社員が時間とコストをかけて会社に通勤して、仕事をしていた。しかし現在では、いつでも、どこでも、最適に活躍できる環境が整った

テレワークにおけるマイクロソフトの強み

日本マイクロソフトのテレワークの取り組み

 「新たなSkype for Businessは、世界中の人々に利用され、さらに使いやすくなったSkypeベースのUIを採用するとともに、セキュリティやコンプライアンスなど、企業に求められるLyncの管理性をあわせて進化させた。いつでも、どこでも簡単につながり、生産性を向上させることになる」とする。

SkypeベースのUIを採用するとともに、セキュリティやコンプライアンスなど、企業に求められるLyncの管理性をあわせて進化

 しかし、国内にもようやく浸透してきたLyncの名称が、ここでなくなってしまうことは、マーケティングの観点からみても、ちょっと残念だ。

 すでに2014年11月の時点で、米本社により、ブランド変更は公表されていたが、その後も日本マイクロソフトでは、Lyncというブランドを前面に打ち出しており、今回の発表が突然のブランド変更だと感じた人も多いようだ。

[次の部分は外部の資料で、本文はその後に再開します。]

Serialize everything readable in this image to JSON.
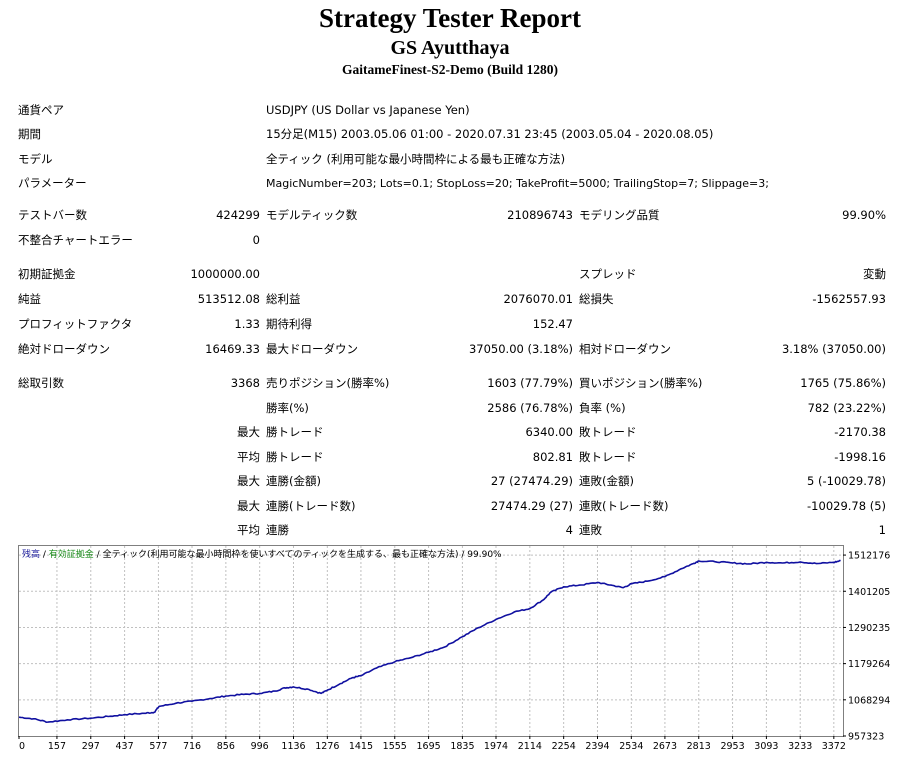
{
  "header": {
    "title": "Strategy Tester Report",
    "subtitle": "GS Ayutthaya",
    "server": "GaitameFinest-S2-Demo (Build 1280)"
  },
  "info": {
    "pair_label": "通貨ペア",
    "pair_value": "USDJPY (US Dollar vs Japanese Yen)",
    "period_label": "期間",
    "period_value": "15分足(M15) 2003.05.06 01:00 - 2020.07.31 23:45 (2003.05.04 - 2020.08.05)",
    "model_label": "モデル",
    "model_value": "全ティック (利用可能な最小時間枠による最も正確な方法)",
    "params_label": "パラメーター",
    "params_value": "MagicNumber=203; Lots=0.1; StopLoss=20; TakeProfit=5000; TrailingStop=7; Slippage=3;"
  },
  "bars": {
    "bars_label": "テストバー数",
    "bars_value": "424299",
    "ticks_label": "モデルティック数",
    "ticks_value": "210896743",
    "quality_label": "モデリング品質",
    "quality_value": "99.90%",
    "errors_label": "不整合チャートエラー",
    "errors_value": "0"
  },
  "stats": {
    "deposit_label": "初期証拠金",
    "deposit_value": "1000000.00",
    "spread_label": "スプレッド",
    "spread_value": "変動",
    "net_label": "純益",
    "net_value": "513512.08",
    "gross_profit_label": "総利益",
    "gross_profit_value": "2076070.01",
    "gross_loss_label": "総損失",
    "gross_loss_value": "-1562557.93",
    "pf_label": "プロフィットファクタ",
    "pf_value": "1.33",
    "payoff_label": "期待利得",
    "payoff_value": "152.47",
    "abs_dd_label": "絶対ドローダウン",
    "abs_dd_value": "16469.33",
    "max_dd_label": "最大ドローダウン",
    "max_dd_value": "37050.00 (3.18%)",
    "rel_dd_label": "相対ドローダウン",
    "rel_dd_value": "3.18% (37050.00)"
  },
  "trades": {
    "total_label": "総取引数",
    "total_value": "3368",
    "short_label": "売りポジション(勝率%)",
    "short_value": "1603 (77.79%)",
    "long_label": "買いポジション(勝率%)",
    "long_value": "1765 (75.86%)",
    "win_label": "勝率(%)",
    "win_value": "2586 (76.78%)",
    "loss_label": "負率 (%)",
    "loss_value": "782 (23.22%)",
    "max_prefix": "最大",
    "avg_prefix": "平均",
    "largest_win_label": "勝トレード",
    "largest_win_value": "6340.00",
    "largest_loss_label": "敗トレード",
    "largest_loss_value": "-2170.38",
    "avg_win_label": "勝トレード",
    "avg_win_value": "802.81",
    "avg_loss_label": "敗トレード",
    "avg_loss_value": "-1998.16",
    "max_consec_win_label": "連勝(金額)",
    "max_consec_win_value": "27 (27474.29)",
    "max_consec_loss_label": "連敗(金額)",
    "max_consec_loss_value": "5 (-10029.78)",
    "max_consec_profit_label": "連勝(トレード数)",
    "max_consec_profit_value": "27474.29 (27)",
    "max_consec_lossamt_label": "連敗(トレード数)",
    "max_consec_lossamt_value": "-10029.78 (5)",
    "avg_consec_win_label": "連勝",
    "avg_consec_win_value": "4",
    "avg_consec_loss_label": "連敗",
    "avg_consec_loss_value": "1"
  },
  "legend": {
    "balance": "残高",
    "sep1": " / ",
    "equity": "有効証拠金",
    "sep2": " / ",
    "model_text": "全ティック(利用可能な最小時間枠を使いすべてのティックを生成する、最も正確な方法)",
    "sep3": " / ",
    "quality": "99.90%"
  },
  "chart_data": {
    "type": "line",
    "x_ticks": [
      0,
      157,
      297,
      437,
      577,
      716,
      856,
      996,
      1136,
      1276,
      1415,
      1555,
      1695,
      1835,
      1974,
      2114,
      2254,
      2394,
      2534,
      2673,
      2813,
      2953,
      3093,
      3233,
      3372
    ],
    "y_ticks": [
      957323,
      1068294,
      1179264,
      1290235,
      1401205,
      1512176
    ],
    "xlim": [
      0,
      3410
    ],
    "ylim": [
      957323,
      1540000
    ],
    "grid": true,
    "colors": {
      "balance": "#1010a0",
      "grid": "#c0c0c0",
      "axis": "#000000"
    },
    "series": [
      {
        "name": "残高",
        "x": [
          0,
          60,
          120,
          200,
          297,
          380,
          437,
          520,
          560,
          580,
          650,
          716,
          790,
          856,
          930,
          996,
          1060,
          1100,
          1136,
          1200,
          1250,
          1276,
          1330,
          1380,
          1415,
          1480,
          1555,
          1620,
          1695,
          1760,
          1835,
          1900,
          1974,
          2050,
          2114,
          2170,
          2200,
          2254,
          2320,
          2394,
          2450,
          2500,
          2534,
          2600,
          2673,
          2740,
          2790,
          2813,
          2880,
          2953,
          3020,
          3093,
          3160,
          3233,
          3300,
          3372,
          3400
        ],
        "y": [
          1015000,
          1010000,
          1000000,
          1007000,
          1012000,
          1018000,
          1023000,
          1027000,
          1030000,
          1048000,
          1058000,
          1064000,
          1072000,
          1080000,
          1085000,
          1088000,
          1095000,
          1105000,
          1108000,
          1100000,
          1088000,
          1098000,
          1118000,
          1136000,
          1142000,
          1166000,
          1185000,
          1197000,
          1214000,
          1230000,
          1262000,
          1289000,
          1315000,
          1338000,
          1348000,
          1375000,
          1398000,
          1415000,
          1420000,
          1428000,
          1420000,
          1412000,
          1424000,
          1432000,
          1446000,
          1470000,
          1486000,
          1494000,
          1492000,
          1488000,
          1485000,
          1490000,
          1488000,
          1491000,
          1486000,
          1490000,
          1495000
        ]
      }
    ]
  }
}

 日本マイクロソフト Officeビジネス本部エグゼクティブプロダクトマネージャーの小国幸司氏は、「Skype for Businessに名称を変更したことで、マイクロソフトがまた新たなサービスに挑戦するのか、新たなアーキテクチャーを提供するのか、ゼロベースで開発したものかと感じる人がいるかもしれない。実際に、そうした問い合わせもある」と明かしながら、「コンシューマ向けのコミュニケーションエンジンであるSkypeと、エンタープライズ向けのLyncのふたつのコミュニケーションブランドを統合。すでに実績のあるものをベースにスタートするサービスになる」と位置づける。

 Skype for Businessは、Lyncが持つすべての機能を継承するとともに、3億人というSkypeの利用実績をもとに得たフィードバックを反映。その一方で、アイコンや画面イメージ、ボタンなどのレイアウトは、コンシューマ向けSkypeに近いものに変更した。

 「画面をダブルクリックするだけで全画面表示したり、マウスオーバーするだけでボタンが表示するなど、コンシューマ向けのSkypeで好評な機能を取り込んだ」という。

 そうした点でも、今回の製品で「Skype」へとブランド変更したことは、名実ともに合致した動きといえる。